Mental health and well-being in the lead-up to the Voice to Parliament.
Image: Fiona Cornforth is wearing hoop earrings, a black shirt and has her hair in a bun. There is a black wall behind her.
Every year, on October 10th, we observe World Mental Health Day, a day dedicated to raising awareness about mental health issues and promoting the importance of mental well-being. This year, Life Without Barriers acknowledges the impact that the public discussion about the Voice to Parliament has on First Nations young people and communities.
A big driver of stress in the lead-up to the October 14 vote is the 'cultural load' born by Aboriginal and Torres Strait Islander people.
Cultural load refers to the invisible workload that falls on Aboriginal and Torres Strait Islander peoples: things like being expected to speak for all First Nations Australians. In relation to the Referendum, Aboriginal and Torres Strait Islander peoples can't be expected to have all the answers and speak about the vote, to anyone.
Burnout is a common consequence of cultural load.
Fiona Cornforth, who runs the National Centre for Aboriginal and Torres Strait Islander Wellbeing Research at the Australian National University (ANU), says there's a burden of expectation on Indigenous people to be experts on the Voice. Ms Cornforth's team have done a study into the psychological impacts of the Referendum.
They interviewed 84 Aboriginal and Torres Strait Islander peoples across Australia and focused on their well-being.
A key theme has come out of the study, walking non-Indigenous people through history is re-traumatising.
"It's like they're constantly putting that Blackfella hat back on us in the sense of having to educate constantly, which then is traumatising…it takes a toll." One interviewee said.
With support from PHXchange, ANU National Centre for Aboriginal and Torres Strait Islander Wellbeing Research has developed tailored factsheets summarising the findings and links to relevant information for:
Mental health is a universal human right and a collective responsibility. Everyone, whoever and wherever they are, has a right to the highest attainable standard of mental health. This includes the right to be protected from mental health risks, the right to available, accessible, acceptable, and good quality care, and the right to liberty, independence and inclusion in the community.
Mental health it’s a collective responsibility. By fostering a culture of empathy, understanding, and support, we can positively impact our organisation and our broader community.
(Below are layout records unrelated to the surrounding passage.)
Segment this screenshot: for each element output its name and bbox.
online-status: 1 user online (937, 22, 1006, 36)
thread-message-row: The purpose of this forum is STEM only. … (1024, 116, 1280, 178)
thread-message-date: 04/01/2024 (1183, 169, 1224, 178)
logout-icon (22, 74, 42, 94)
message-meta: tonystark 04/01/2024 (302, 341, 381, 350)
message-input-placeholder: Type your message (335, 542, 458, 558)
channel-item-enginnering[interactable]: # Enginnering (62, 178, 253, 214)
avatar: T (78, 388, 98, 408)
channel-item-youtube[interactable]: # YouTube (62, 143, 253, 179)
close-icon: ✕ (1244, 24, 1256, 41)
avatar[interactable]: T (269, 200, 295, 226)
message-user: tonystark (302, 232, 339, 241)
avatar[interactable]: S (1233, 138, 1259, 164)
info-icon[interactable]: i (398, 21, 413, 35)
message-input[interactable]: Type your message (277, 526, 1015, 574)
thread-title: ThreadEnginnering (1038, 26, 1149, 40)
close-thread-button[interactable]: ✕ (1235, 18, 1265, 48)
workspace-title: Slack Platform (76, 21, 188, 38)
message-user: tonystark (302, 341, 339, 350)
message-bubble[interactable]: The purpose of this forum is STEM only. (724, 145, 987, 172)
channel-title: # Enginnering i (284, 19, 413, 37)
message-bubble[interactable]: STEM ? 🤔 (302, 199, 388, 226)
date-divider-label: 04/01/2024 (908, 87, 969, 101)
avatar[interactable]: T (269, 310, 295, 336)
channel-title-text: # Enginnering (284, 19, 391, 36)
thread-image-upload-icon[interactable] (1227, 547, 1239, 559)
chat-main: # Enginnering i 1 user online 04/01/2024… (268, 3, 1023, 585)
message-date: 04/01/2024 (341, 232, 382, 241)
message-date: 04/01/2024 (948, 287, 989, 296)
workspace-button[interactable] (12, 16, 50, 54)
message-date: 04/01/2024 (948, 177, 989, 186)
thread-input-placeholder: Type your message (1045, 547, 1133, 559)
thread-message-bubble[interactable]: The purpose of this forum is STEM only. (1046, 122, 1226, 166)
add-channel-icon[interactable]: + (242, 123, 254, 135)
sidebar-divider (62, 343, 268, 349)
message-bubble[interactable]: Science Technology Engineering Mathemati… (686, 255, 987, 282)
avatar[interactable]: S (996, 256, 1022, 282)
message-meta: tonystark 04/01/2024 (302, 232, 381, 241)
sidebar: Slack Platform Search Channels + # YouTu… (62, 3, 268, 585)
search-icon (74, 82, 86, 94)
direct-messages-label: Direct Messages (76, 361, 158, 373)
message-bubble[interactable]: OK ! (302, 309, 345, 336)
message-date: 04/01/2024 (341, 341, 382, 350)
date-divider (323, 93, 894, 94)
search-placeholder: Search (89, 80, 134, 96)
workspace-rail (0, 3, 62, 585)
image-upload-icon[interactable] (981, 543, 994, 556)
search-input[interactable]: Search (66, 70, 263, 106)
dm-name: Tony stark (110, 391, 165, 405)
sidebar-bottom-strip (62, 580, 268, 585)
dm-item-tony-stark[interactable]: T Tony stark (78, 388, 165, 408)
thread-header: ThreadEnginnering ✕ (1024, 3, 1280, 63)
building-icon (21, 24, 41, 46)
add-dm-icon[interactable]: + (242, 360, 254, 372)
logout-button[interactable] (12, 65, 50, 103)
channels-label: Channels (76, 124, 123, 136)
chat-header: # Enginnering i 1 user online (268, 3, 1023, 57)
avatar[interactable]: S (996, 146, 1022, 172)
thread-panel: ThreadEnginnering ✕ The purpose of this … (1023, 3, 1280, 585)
Regardless of your views on the current debate, we encourage you to consider your Indigenous networks in the coming weeks.
If you or anyone you know needs help
In the lead-up to the Referendum, and beyond, know that it’s okay to reach out for support.
Aboriginal & Torres Strait Islander crisis support line 13YARN on 13 92 76
AIMhi-Y: An app to support the well-being of First Nations young people, aged 12-25
Beyond Blue on 1300 224 636
Brother to brother 24-hour crisis line on 1800 435 799
eSafety Commission's First Nations resources
Headspace on 1800 650 890
Kids Helpline on 1800 551 800
Lifeline on 13 11 14
MensLine Australia on 1300 789 978
Suicide Call Back Service on 1300 659 467
If you’re in an emergency situation or need immediate assistance go to your local emergency department or call emergency services on 000.
Be an ally
Racism directed towards Aboriginal and Torres Strait Islander people is likely to continue increasing in the lead-up to, and after, the referendum. This is already being witnessed in online platforms, media outlets, political commentary, and everyday conversations. Stand shoulder to shoulder with those who challenge racism every day. Commit yourself to developing the skills to dismantle racism, and work within your sphere of influence to create meaningful change.
Additional support services and how to make complaints
Call It Out is a secure, online register to report racism and discrimination experienced by First Nations people. Visit Call It Out to report an incident.
The Australian Human Rights Commission is an independent body that investigates complaints about human rights breaches, including discrimination on the basis of race, national or ethnic origin.
Make a complaint to your state or territory-based anti-discrimination commission.